Justru, karena keengganannya untuk melepaskan seluruh Hindia Belanda sebagai
jajahannya menjelang akhir 1949, meskipun Den Haag tidak sanggup lagi
menghadapi tekanan-tekanan politik militer, maka timbullah konflik antara Republik
Indonesia (RI) dan Belanda tentang status wilayah yang disebut Irian Barat. Dan, asal
mula konflik itu lahir di ibu kota ini.
Sekilas sejarah diplomatik ini, saya sampaikan kepada sejumlah diplomat muda
Indonesia yang dikirim oleh Departemen Luar Negeri ke pusat masalah internasional
Klingendaal, di luar Den Haag, untuk dibekali penambahan pengetahuan dan peluasan
wawasan mereka selama tiga bulan.
Saudara Mulya Wirana yang bertugas sebagai Kuasa Usaha ad interim pada Kamis
malam, 6 April lalu, menyelenggarakan pertemuan dengan para diplomat Indonesia
tersebut. Mereka telah menyelesaikan pendidikan di Sekolah Pendidikan Luar Negeri.
Delapan belas orang sebagai pilihan unggul mendapat kesempatan mengikuti
program khusus di Klingendaal. Wajah-wajah mereka serba cerdas kelihatannya.
Saya tekankan betapa pentingnya mempelajari sejarah diplomatik RI.
"Tahukah Anda, bahwa apa yang dikenal sebagai masalah Irian (Papua) berasal mula
di ibu kota Den Haag ini?" Mereka kelihatannya ingin tahu.
Setelah Belanda melancarkan serangan umum terhadap RI pada bulan Desember
1948 yang hanya menguasai wilayah "selebar daun lontar" (istilah Jenderal Sudirman,
panglima besar TNI), ia berhasil menduduki ibu kota perjuangan Yogyakarta dan
menangkap pimpinan republik, khususnya Presiden Soekarno dan Wakil
Presiden/Perdana Menteri Moh Hatta serta sejumlah anggota kabinet.
Namun Jenderal Sudirman, meskipun baru mengalami operasi paru-paru, dan para
perwira lainnya masih sempat meninggalkan Yogyakarta. Maka, dilancarkanlah suatu
perang rakyat terhadap kekuatan militer Belanda yang modern itu.
Serangan Belanda itu, juga telah mencetuskan reaksi sengit di kalangan
internasional. Dewan Keamanan PBB bersidang di Paris dan mengutuk tindakan
Belanda yang dianggap telah melanggar norma hukum internasional karena
perundingan antara RI dan Belanda masih berlangsung.

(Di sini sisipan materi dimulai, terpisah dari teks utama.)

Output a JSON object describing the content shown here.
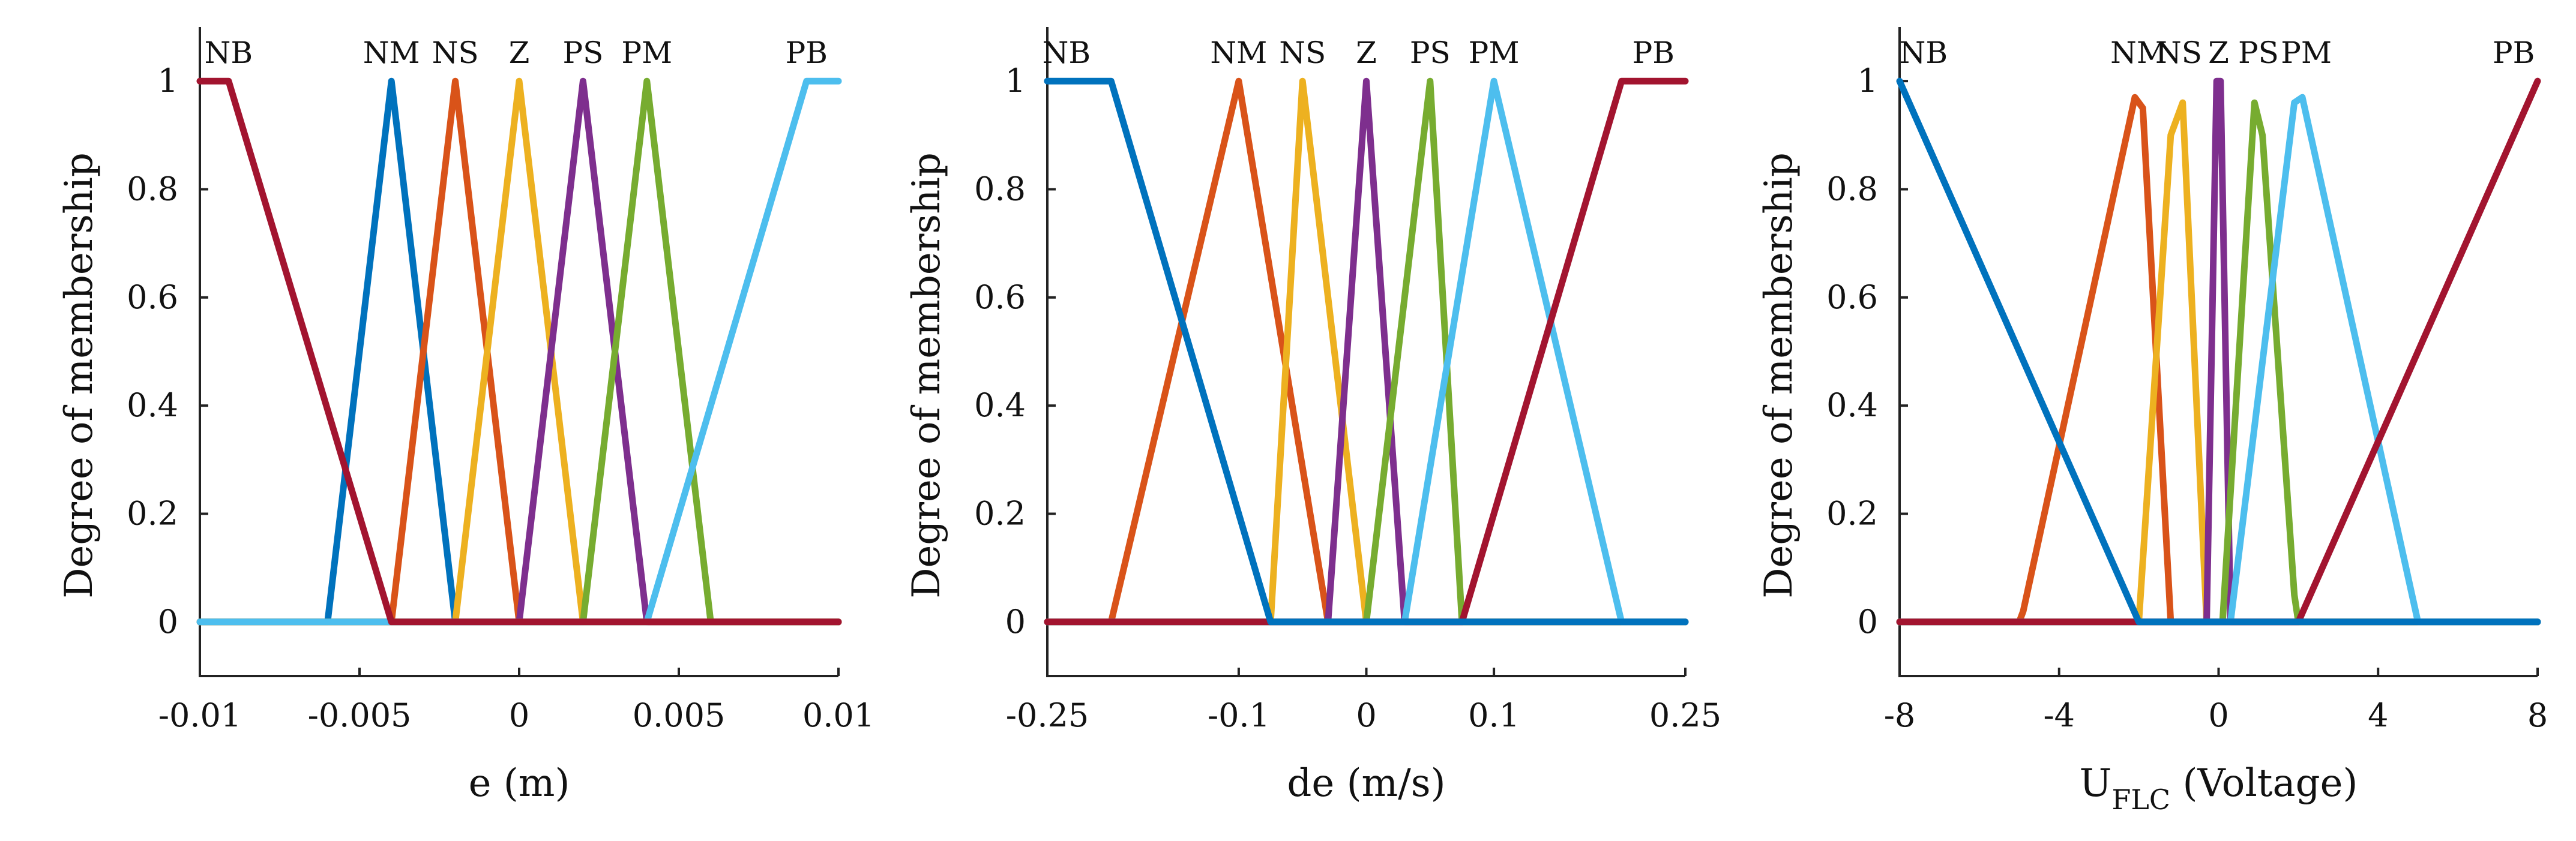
{
  "chart_data": [
    {
      "type": "line",
      "title": "",
      "xlabel": "e (m)",
      "ylabel": "Degree of membership",
      "xlim": [
        -0.01,
        0.01
      ],
      "ylim": [
        -0.1,
        1.1
      ],
      "xticks": [
        -0.01,
        -0.005,
        0,
        0.005,
        0.01
      ],
      "xtick_labels": [
        "-0.01",
        "-0.005",
        "0",
        "0.005",
        "0.01"
      ],
      "yticks": [
        0,
        0.2,
        0.4,
        0.6,
        0.8,
        1
      ],
      "ytick_labels": [
        "0",
        "0.2",
        "0.4",
        "0.6",
        "0.8",
        "1"
      ],
      "labels": [
        {
          "text": "NB",
          "x": -0.0091
        },
        {
          "text": "NM",
          "x": -0.004
        },
        {
          "text": "NS",
          "x": -0.002
        },
        {
          "text": "Z",
          "x": 0.0
        },
        {
          "text": "PS",
          "x": 0.002
        },
        {
          "text": "PM",
          "x": 0.004
        },
        {
          "text": "PB",
          "x": 0.009
        }
      ],
      "series": [
        {
          "name": "NM",
          "color": "#0072BD",
          "x": [
            -0.01,
            -0.006,
            -0.004,
            -0.002,
            0.01
          ],
          "y": [
            0,
            0,
            1,
            0,
            0
          ]
        },
        {
          "name": "NS",
          "color": "#D95319",
          "x": [
            -0.01,
            -0.004,
            -0.002,
            0,
            0.01
          ],
          "y": [
            0,
            0,
            1,
            0,
            0
          ]
        },
        {
          "name": "Z",
          "color": "#EDB120",
          "x": [
            -0.01,
            -0.002,
            0,
            0.002,
            0.01
          ],
          "y": [
            0,
            0,
            1,
            0,
            0
          ]
        },
        {
          "name": "PS",
          "color": "#7E2F8E",
          "x": [
            -0.01,
            0,
            0.002,
            0.004,
            0.01
          ],
          "y": [
            0,
            0,
            1,
            0,
            0
          ]
        },
        {
          "name": "PM",
          "color": "#77AC30",
          "x": [
            -0.01,
            0.002,
            0.004,
            0.006,
            0.01
          ],
          "y": [
            0,
            0,
            1,
            0,
            0
          ]
        },
        {
          "name": "PB",
          "color": "#4DBEEE",
          "x": [
            -0.01,
            0.004,
            0.009,
            0.01
          ],
          "y": [
            0,
            0,
            1,
            1
          ]
        },
        {
          "name": "NB",
          "color": "#A2142F",
          "x": [
            -0.01,
            -0.0091,
            -0.004,
            0.01
          ],
          "y": [
            1,
            1,
            0,
            0
          ]
        }
      ]
    },
    {
      "type": "line",
      "title": "",
      "xlabel": "de (m/s)",
      "ylabel": "Degree of membership",
      "xlim": [
        -0.25,
        0.25
      ],
      "ylim": [
        -0.1,
        1.1
      ],
      "xticks": [
        -0.25,
        -0.1,
        0,
        0.1,
        0.25
      ],
      "xtick_labels": [
        "-0.25",
        "-0.1",
        "0",
        "0.1",
        "0.25"
      ],
      "yticks": [
        0,
        0.2,
        0.4,
        0.6,
        0.8,
        1
      ],
      "ytick_labels": [
        "0",
        "0.2",
        "0.4",
        "0.6",
        "0.8",
        "1"
      ],
      "labels": [
        {
          "text": "NB",
          "x": -0.235
        },
        {
          "text": "NM",
          "x": -0.1
        },
        {
          "text": "NS",
          "x": -0.05
        },
        {
          "text": "Z",
          "x": 0.0
        },
        {
          "text": "PS",
          "x": 0.05
        },
        {
          "text": "PM",
          "x": 0.1
        },
        {
          "text": "PB",
          "x": 0.225
        }
      ],
      "series": [
        {
          "name": "NB",
          "color": "#0072BD",
          "x": [
            -0.25,
            -0.2,
            -0.075,
            0.25
          ],
          "y": [
            1,
            1,
            0,
            0
          ]
        },
        {
          "name": "NM",
          "color": "#D95319",
          "x": [
            -0.25,
            -0.2,
            -0.1,
            -0.03,
            0.25
          ],
          "y": [
            0,
            0,
            1,
            0,
            0
          ]
        },
        {
          "name": "NS",
          "color": "#EDB120",
          "x": [
            -0.25,
            -0.075,
            -0.05,
            0,
            0.25
          ],
          "y": [
            0,
            0,
            1,
            0,
            0
          ]
        },
        {
          "name": "Z",
          "color": "#7E2F8E",
          "x": [
            -0.25,
            -0.03,
            0,
            0.03,
            0.25
          ],
          "y": [
            0,
            0,
            1,
            0,
            0
          ]
        },
        {
          "name": "PS",
          "color": "#77AC30",
          "x": [
            -0.25,
            0,
            0.05,
            0.075,
            0.25
          ],
          "y": [
            0,
            0,
            1,
            0,
            0
          ]
        },
        {
          "name": "PM",
          "color": "#4DBEEE",
          "x": [
            -0.25,
            0.03,
            0.1,
            0.2,
            0.25
          ],
          "y": [
            0,
            0,
            1,
            0,
            0
          ]
        },
        {
          "name": "PB",
          "color": "#A2142F",
          "x": [
            -0.25,
            0.075,
            0.2,
            0.25
          ],
          "y": [
            0,
            0,
            1,
            1
          ]
        }
      ]
    },
    {
      "type": "line",
      "title": "",
      "xlabel": "U",
      "xlabel_sub": "FLC",
      "xlabel_suffix": " (Voltage)",
      "ylabel": "Degree of membership",
      "xlim": [
        -8,
        8
      ],
      "ylim": [
        -0.1,
        1.1
      ],
      "xticks": [
        -8,
        -4,
        0,
        4,
        8
      ],
      "xtick_labels": [
        "-8",
        "-4",
        "0",
        "4",
        "8"
      ],
      "yticks": [
        0,
        0.2,
        0.4,
        0.6,
        0.8,
        1
      ],
      "ytick_labels": [
        "0",
        "0.2",
        "0.4",
        "0.6",
        "0.8",
        "1"
      ],
      "labels": [
        {
          "text": "NB",
          "x": -7.4
        },
        {
          "text": "NM",
          "x": -2.0
        },
        {
          "text": "NS",
          "x": -1.0
        },
        {
          "text": "Z",
          "x": 0.0
        },
        {
          "text": "PS",
          "x": 1.0
        },
        {
          "text": "PM",
          "x": 2.2
        },
        {
          "text": "PB",
          "x": 7.4
        }
      ],
      "series": [
        {
          "name": "NB",
          "color": "#0072BD",
          "x": [
            -8,
            -2,
            8
          ],
          "y": [
            1,
            0,
            0
          ]
        },
        {
          "name": "NM",
          "color": "#D95319",
          "x": [
            -8,
            -5,
            -4.9,
            -2.1,
            -1.9,
            -1.2,
            8
          ],
          "y": [
            0,
            0,
            0.02,
            0.97,
            0.95,
            0,
            0
          ]
        },
        {
          "name": "NS",
          "color": "#EDB120",
          "x": [
            -8,
            -2,
            -1.2,
            -0.9,
            -0.3,
            8
          ],
          "y": [
            0,
            0,
            0.9,
            0.96,
            0,
            0
          ]
        },
        {
          "name": "Z",
          "color": "#7E2F8E",
          "x": [
            -8,
            -0.3,
            -0.05,
            0.05,
            0.3,
            8
          ],
          "y": [
            0,
            0,
            1,
            1,
            0,
            0
          ]
        },
        {
          "name": "PS",
          "color": "#77AC30",
          "x": [
            -8,
            0.1,
            0.9,
            1.1,
            1.9,
            2.0,
            8
          ],
          "y": [
            0,
            0,
            0.96,
            0.9,
            0.05,
            0,
            0
          ]
        },
        {
          "name": "PM",
          "color": "#4DBEEE",
          "x": [
            -8,
            0.3,
            1.9,
            2.1,
            5,
            8
          ],
          "y": [
            0,
            0,
            0.96,
            0.97,
            0,
            0
          ]
        },
        {
          "name": "PB",
          "color": "#A2142F",
          "x": [
            -8,
            2,
            8
          ],
          "y": [
            0,
            0,
            1
          ]
        }
      ]
    }
  ]
}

Serangan Belanda itu, juga telah merubah pandangan para pemimpin negara-negara
federal yang sementara itu telah didirikan Belanda di wilayah yang berhasil diduduki
secara militer. Para tokoh-tokoh yang biasanya dianggap sebagai antek-antek
Belanda, mulai bersikap lebih simpatik pada perjuangan para pemimpin RI.
Kombinasi tekanan-tekanan inilah: perjuangan gerilya TNI bersama rakyat, perubahan
sikap tokoh- tokoh Indonesia yang disponsori Belanda di daerah pendudukannya, dan
desakan Dewan Keamanan PBB dengan dorongan India dan Australia, telah
memaksa Belanda untuk mengakui kegagalan jalan militer yang ditempuhnya.
Den Haag menugaskan seorang diplomat ulung Dr J H Van Royen untuk membuka
perundingan dengan pimpinan RI yang resminya adalah tawanan politik mereka di
Pulau Bangka. Belanda menyatakan bersedia mengakui kedaulatan Indonesia
Merdeka dengan beberapa persyaratan. Yogyakarta sebagai ibu kota RI dan
kesultanan Yogyakarta sebagai wilayah RI dipulihkan.
Langkah berikut adalah menempa suatu kesepakatan menyeluruh untuk mengatur
berakhirnya kolonialisme Belanda dan berkuasanya Indonesia Merdeka. Suatu
perundingan perdamaian digelar yang dikenal sebagai Konperensi Meja Bundar. Itu
berlangsung di Den Haag dari pertengahan Agustus sampai awal November 1949.
Tiga delegasi berpartisipasi: delegasi Kerajaan Belanda dan dua delegasi dari
Indonesia. Yang satu adalah delegasi RI dipimpin oleh Moh Hatta dan, yang satu lagi,
delegasi negara-negara federal yang awalnya didirikan Belanda tapi sudah berpihak
pada RI. Dalam delegasi RI duduk seorang wakil TNI Kol TB Simatupang yang
membawa tim sendiri (Letkol Daan Yahya, Mayor Haryono, Mayor Sasraprawira, Kol
Laut Subyakto, dan kemudian, Komodor AURI Suryadarma).
Des Alwi pernah cerita betapa kota Den Haag ramai dengan tokoh- tokoh delegasi
dari Indonesia bersama anggota sekretariat dan para wartawan Indonesia, al Rosihan
Anwar. Des Alwi pada waktu itu mahasiswa di London dan datang untuk menjumpai
"Oom" Hatta. Ia secara bercanda menyebut tim TNI yang dipimpin Kol TB
Simatupang sebagai tentara pendudukan RI di Den Haag.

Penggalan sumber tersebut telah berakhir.